Finnegans Wake CH.1 au théâtre de l’Aquarium jusqu’au 19 février

03 February 2012 | PAR LLT

Depuis le 17 janvier, le metteur en scène Antoine Caubet présente le premier chapitre du dernier livre de James Joyce à la Cartoucherie. Un texte tout en consonances, en résonances, en métaphores et en causticité. Un texte qui lie les origines du Monde et de l’Histoire à l’Irlande originelle.

Lorsque James Joyce (c’était l’anniversaire de sa naissance hier) répond à ses détracteurs à propos de Finnegans Wake (la veillée des Finnegan) en rétorquant “que ce texte n’est pas écrit et n’est pas fait pour être lu. Il est fait pour être regardé et entendu”. Cette phrase prend tout son sens à la vue de la pièce proposée par Antoine Caubet. Sharif Andoura en conteur comédien est époustouflant de justesse et ce chant de mots insensé encensant   qu’il assène pendant 1h30, les oreilles Joyciennes, Lacanienes, averties ou pas, le délectent. Entre sens cachés, multipliés et sonorités lyriques, Antoine Caubet se joue du fleuve de lettres, de consonances et de syllabes du premier chapitre du livre pour le rendre parlant aux gens, sans dénaturer aucun propos du génie de James Joyce.
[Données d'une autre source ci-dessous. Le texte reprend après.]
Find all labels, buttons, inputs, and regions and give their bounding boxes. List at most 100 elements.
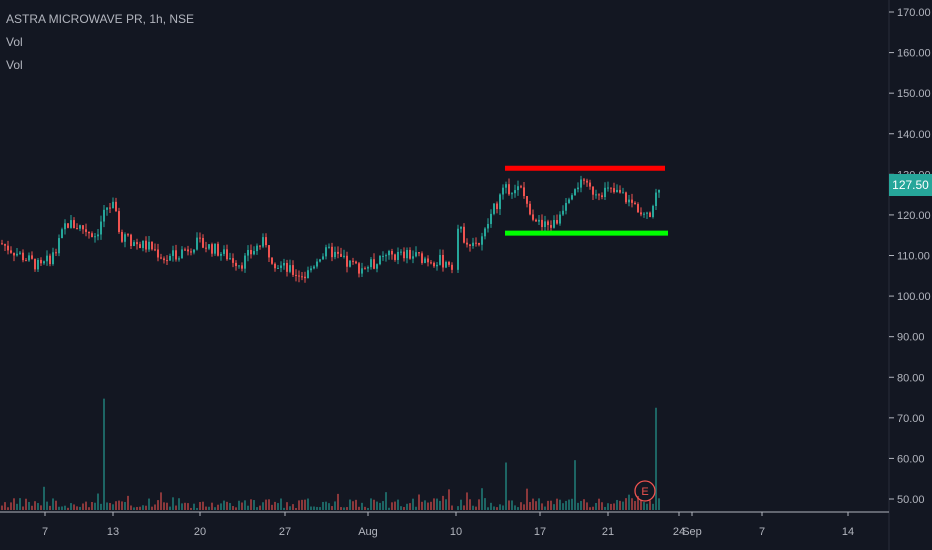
candle-body bbox=[610, 187, 612, 189]
volume-bar bbox=[436, 498, 438, 510]
volume-bar bbox=[535, 501, 537, 510]
earnings-marker[interactable]: E bbox=[634, 480, 656, 502]
x-tick-label: Sep bbox=[682, 526, 702, 538]
candle-body bbox=[646, 212, 648, 214]
candle-body bbox=[151, 241, 153, 250]
candle-body bbox=[31, 255, 33, 259]
candle-body bbox=[490, 213, 492, 224]
candle-body bbox=[190, 251, 192, 253]
volume-bar bbox=[646, 503, 648, 510]
candle-body bbox=[613, 188, 615, 193]
candle-body bbox=[61, 229, 63, 239]
volume-bar bbox=[301, 499, 303, 510]
volume-bar bbox=[262, 502, 264, 510]
volume-indicator-label-2[interactable]: Vol bbox=[6, 58, 23, 72]
candle-body bbox=[163, 258, 165, 261]
volume-bar bbox=[289, 506, 291, 510]
candle-body bbox=[64, 223, 66, 230]
candle-body bbox=[217, 243, 219, 256]
volume-bar bbox=[349, 499, 351, 510]
x-tick-label: 10 bbox=[450, 526, 462, 538]
candle-body bbox=[166, 260, 168, 262]
volume-indicator-label[interactable]: Vol bbox=[6, 35, 23, 49]
candle-body bbox=[292, 265, 294, 275]
candle-body bbox=[472, 242, 474, 246]
volume-bar bbox=[103, 398, 105, 510]
volume-bar bbox=[85, 501, 87, 510]
volume-bar bbox=[616, 499, 618, 510]
candle-body bbox=[241, 265, 243, 269]
candle-body bbox=[67, 223, 69, 228]
candle-body bbox=[229, 258, 231, 260]
candle-body bbox=[466, 242, 468, 245]
volume-bar bbox=[547, 500, 549, 510]
candle-body bbox=[160, 257, 162, 259]
candle-body bbox=[445, 262, 447, 268]
y-tick-label: 170.00 bbox=[897, 7, 931, 19]
volume-bar bbox=[67, 507, 69, 510]
volume-bar bbox=[49, 505, 51, 510]
volume-bar bbox=[343, 507, 345, 510]
volume-bar bbox=[64, 505, 66, 510]
candle-body bbox=[571, 195, 573, 200]
volume-bar bbox=[166, 502, 168, 510]
candle-body bbox=[343, 255, 345, 257]
candle-body bbox=[517, 186, 519, 191]
candle-body bbox=[379, 255, 381, 265]
candle-body bbox=[493, 203, 495, 214]
candle-body bbox=[649, 212, 651, 217]
candle-body bbox=[520, 186, 522, 188]
volume-bar bbox=[238, 500, 240, 510]
volume-bar bbox=[115, 501, 117, 510]
volume-bar bbox=[205, 506, 207, 510]
candle-body bbox=[70, 220, 72, 228]
volume-bar bbox=[253, 500, 255, 510]
x-tick-label: 14 bbox=[842, 526, 854, 538]
volume-bar bbox=[112, 504, 114, 510]
volume-bar bbox=[472, 505, 474, 510]
volume-bar bbox=[55, 500, 57, 510]
candle-body bbox=[304, 276, 306, 279]
volume-bar bbox=[88, 507, 90, 510]
candle-body bbox=[502, 187, 504, 195]
volume-bar bbox=[448, 489, 450, 510]
volume-bar bbox=[370, 498, 372, 510]
volume-bar bbox=[7, 507, 9, 510]
volume-bar bbox=[190, 507, 192, 510]
volume-bar bbox=[496, 507, 498, 510]
symbol-title[interactable]: ASTRA MICROWAVE PR, 1h, NSE bbox=[6, 12, 195, 26]
candle-body bbox=[136, 242, 138, 245]
x-tick-label: 21 bbox=[602, 526, 614, 538]
volume-bar bbox=[622, 501, 624, 510]
candle-body bbox=[268, 245, 270, 258]
volume-bar bbox=[136, 506, 138, 510]
earnings-marker-label: E bbox=[641, 486, 648, 498]
volume-bar bbox=[445, 499, 447, 510]
volume-bar bbox=[40, 505, 42, 510]
volume-bar bbox=[43, 486, 45, 510]
volume-bar bbox=[649, 500, 651, 510]
candle-body bbox=[139, 244, 141, 249]
volume-bar bbox=[151, 506, 153, 510]
volume-bar bbox=[313, 506, 315, 510]
volume-bar bbox=[397, 499, 399, 510]
candle-body bbox=[214, 243, 216, 254]
candle-body bbox=[283, 262, 285, 266]
volume-bar bbox=[409, 503, 411, 510]
volume-bar bbox=[592, 506, 594, 510]
x-tick-label: 27 bbox=[279, 526, 291, 538]
x-tick-label: 24 bbox=[673, 526, 685, 538]
candle-body bbox=[307, 270, 309, 279]
candle-body bbox=[211, 244, 213, 254]
candle-body bbox=[586, 180, 588, 183]
volume-bar bbox=[382, 501, 384, 510]
volume-bar bbox=[235, 507, 237, 510]
volume-bar bbox=[4, 502, 6, 510]
volume-bar bbox=[250, 499, 252, 510]
volume-bar bbox=[100, 503, 102, 510]
candle-body bbox=[184, 249, 186, 251]
volume-bar bbox=[457, 506, 459, 510]
volume-bar bbox=[142, 505, 144, 510]
candle-body bbox=[496, 203, 498, 210]
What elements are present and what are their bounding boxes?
Fond noir, la lumière fait apparaître, avec ce qu’il faut d’intensité, le comédien, seul sur scène, dans une sorte d’arène octogonale ensablée. A ses côtés, le vieux Finnegan n’est plus que marionnette, suspendu aux fils de la vie, pour quelques secondes encore. Et oui, cela débute ainsi, avec la mort de F., qui errera tout le reste du temps dans le ciel dublinois où un méli-mélo d’Histoire et d’origines l’attendent. Incipit: Finnegan se trouve sur une échelle, un mur est dressé devant lui, il a bu plus que de raison. Tout en faisant un mouvement de va-et-vient avec l’organe propre aux hommes, il songe à sa femme ALP, à sa fille  et à la rivière Liffey qui traverse la ville. La Liffey-femme-rivière comme sources de fantasmes et de perte. Comme les hommes ne savent pas faire plusieurs choses à la fois, ce qui devait arriver arriva, Finnegan chuta. Mais par chance et surtout par la volonté de son auteur, Finnegan ressuscite.
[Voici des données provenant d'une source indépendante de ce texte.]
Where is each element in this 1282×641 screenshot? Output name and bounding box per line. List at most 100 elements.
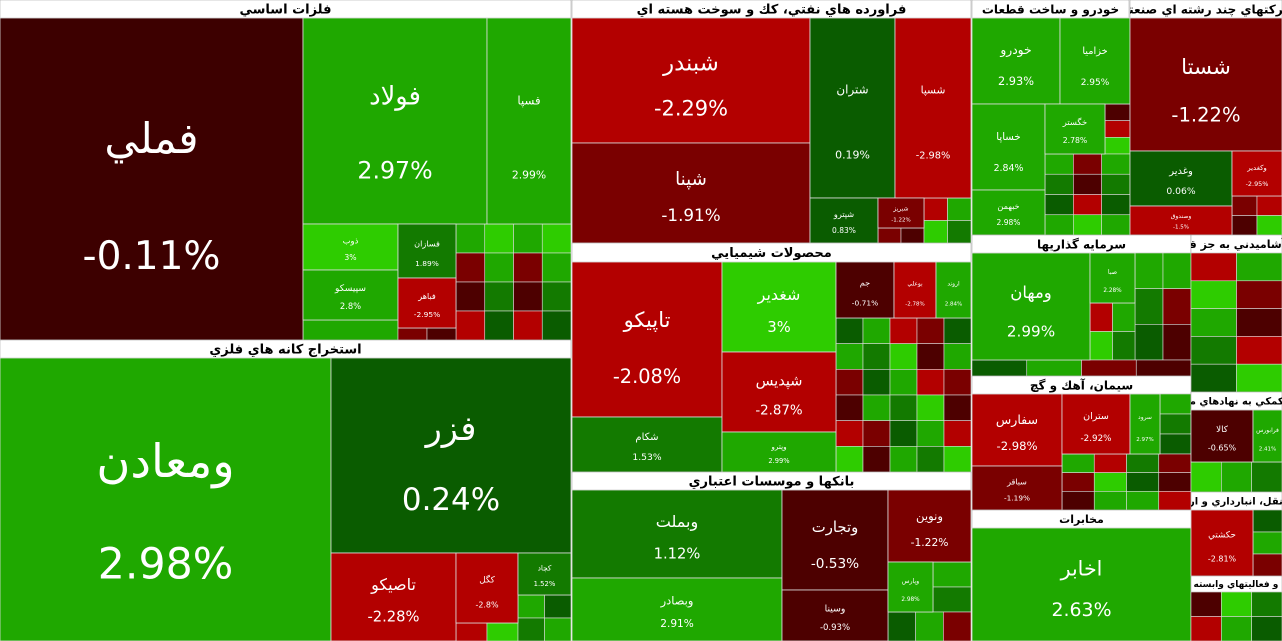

Et là, la voix de Sharif Andoura entonne des maux en mots, des phrases pleine d’extase que l’œil n’oserait déchiffrer et que les oreilles prennent plaisir à faire raisonner. Les aventures d’outre tombe et oniriques du personnage peuvent commencer. Finnegan ou l’auteur se lance dans une sorte de psychanalyse intemporel où se retrouvent pèle-mêle les civilisations et les cultures qui ont fait et font le monde, là, dans le ciel grisâtre de Dublin.

Cette pièce, Antoine Caubet rêvait de la présenter depuis de années mais le petit fils de James Joyce n’est pas partageur et ce n’est qu’une fois tombé dans le domaine public (en 2011) qu’il a pu faire de ce texte un délice des sens. L’auteur d’Ulysse a mis plus de 17 ans à écrire l’intégralité de Finnegans Wake appelé initialement Work in Progress. Certains de ces admirateurs l’ont même aidé à terminer ce roman fleuve de 900 pages. Des admirateurs de talent comme le jeune Samuel Beckett.
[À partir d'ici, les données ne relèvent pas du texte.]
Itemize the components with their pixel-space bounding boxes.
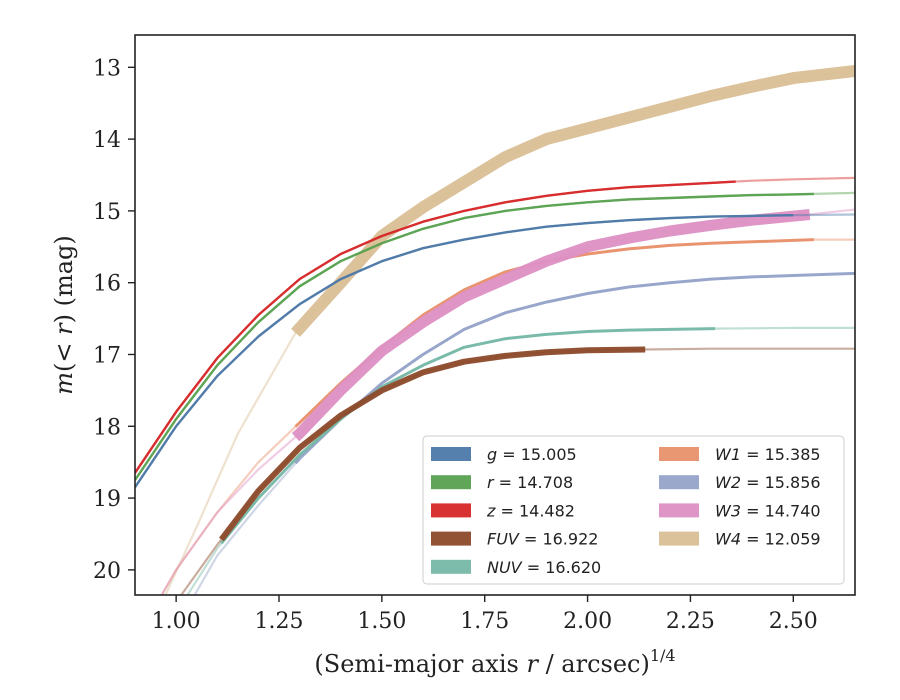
legend-band-value: 14.740 (765, 501, 821, 520)
legend-band-value: 15.856 (765, 473, 821, 492)
legend-band-name: W3 (715, 501, 741, 520)
x-axis: 1.00 1.25 1.50 1.75 2.00 2.25 2.50 (152, 595, 818, 634)
y-axis-label: m(< r) (mag) (50, 235, 78, 395)
x-axis-label-var: r (526, 650, 539, 678)
series-w2-line (294, 271, 855, 465)
legend-swatch-g (431, 447, 471, 461)
legend-label-fuv: FUV = 16.922 (487, 530, 598, 549)
x-axis-label-tail: / arcsec) (538, 650, 650, 678)
legend-band-value: 15.005 (521, 445, 577, 464)
legend-band-name: W1 (715, 445, 741, 464)
legend-equals: = (495, 501, 519, 520)
legend-label-w2: W2 = 15.856 (715, 473, 821, 492)
y-tick-label: 17 (93, 343, 121, 368)
legend-swatch-r (431, 475, 471, 490)
legend-label-z: z = 14.482 (486, 501, 575, 520)
legend-equals: = (741, 530, 765, 549)
legend-label-w1: W1 = 15.385 (715, 445, 821, 464)
legend-band-name: W4 (715, 530, 741, 549)
plot-frame (134, 34, 856, 596)
legend-band-value: 16.922 (542, 530, 598, 549)
legend: g = 15.005 r = 14.708 z = 14.482 FUV = 16.9… (422, 435, 845, 585)
legend-band-name: z (486, 501, 496, 520)
plot-area (135, 64, 855, 595)
legend-swatch-nuv (431, 559, 471, 574)
y-tick-label: 13 (93, 56, 121, 81)
y-axis-label-mid: (< (50, 335, 78, 372)
y-axis-label-var: r (50, 322, 78, 335)
x-axis-label: (Semi-major axis r / arcsec)1/4 (314, 646, 675, 678)
series-fuv-line (219, 346, 646, 542)
legend-label-g: g = 15.005 (487, 445, 577, 464)
x-tick-label: 1.25 (255, 609, 304, 634)
y-axis-label-pre: m (50, 372, 78, 395)
x-tick-label: 2.00 (563, 609, 612, 634)
series-z-line (135, 180, 736, 474)
legend-band-name: r (487, 473, 495, 492)
x-tick-label: 1.00 (152, 609, 201, 634)
series-nuv-line (220, 327, 716, 545)
legend-equals: = (741, 473, 765, 492)
legend-label-w4: W4 = 12.059 (715, 530, 821, 549)
legend-band-value: 14.708 (517, 473, 573, 492)
legend-equals: = (741, 445, 765, 464)
y-axis-label-post: ) (mag) (50, 235, 78, 323)
legend-swatch-fuv (431, 531, 471, 546)
legend-band-name: FUV (487, 530, 520, 549)
legend-equals: = (519, 530, 543, 549)
legend-swatch-w3 (659, 503, 699, 518)
y-tick-label: 15 (93, 200, 121, 225)
legend-equals: = (494, 473, 518, 492)
legend-band-value: 14.482 (519, 501, 575, 520)
legend-equals: = (741, 501, 765, 520)
x-axis-label-exponent: 1/4 (650, 646, 676, 665)
legend-band-name: W2 (715, 473, 741, 492)
y-tick-label: 14 (93, 128, 121, 153)
legend-band-value: 15.385 (765, 445, 821, 464)
y-tick-label: 18 (93, 415, 121, 440)
legend-swatch-w1 (659, 447, 699, 461)
series-g-line (135, 214, 794, 488)
x-tick-label: 2.25 (666, 609, 715, 634)
legend-label-r: r = 14.708 (487, 473, 573, 492)
legend-equals: = (497, 445, 521, 464)
legend-swatch-z (431, 503, 471, 518)
legend-swatch-w2 (659, 475, 699, 490)
legend-equals: = (522, 558, 546, 577)
legend-band-name: g (487, 445, 497, 464)
legend-label-nuv: NUV = 16.620 (487, 558, 601, 577)
x-tick-label: 1.50 (357, 609, 406, 634)
y-axis: 13 14 15 16 17 18 19 20 (93, 56, 135, 584)
legend-band-value: 12.059 (765, 530, 821, 549)
x-tick-label: 2.50 (769, 609, 818, 634)
y-tick-label: 16 (93, 272, 121, 297)
legend-frame (422, 435, 845, 585)
x-axis-label-main: (Semi-major axis (314, 650, 526, 678)
legend-band-name: NUV (487, 558, 523, 577)
legend-swatch-w4 (659, 531, 699, 546)
x-tick-label: 1.75 (460, 609, 509, 634)
series-r-line (135, 192, 814, 481)
y-tick-label: 20 (93, 559, 121, 584)
legend-label-w3: W3 = 14.740 (715, 501, 821, 520)
series-w4-line (291, 64, 855, 337)
series-w3-line (291, 209, 811, 442)
y-tick-label: 19 (93, 487, 121, 512)
legend-band-value: 16.620 (545, 558, 601, 577)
A sa sortie en 1939, le texte a rencontré bon nombre de critiques. Des accusations virulentes disant que le livre était l’oeuvre d’un esprit fou, qu’il était incompréhensible voire illisible. Mais la théâtralisation de l’oeuvre par A.Caubet de Joyce démontre le contraire. Finnegans Wake est fait pour être “regardé et entendu”.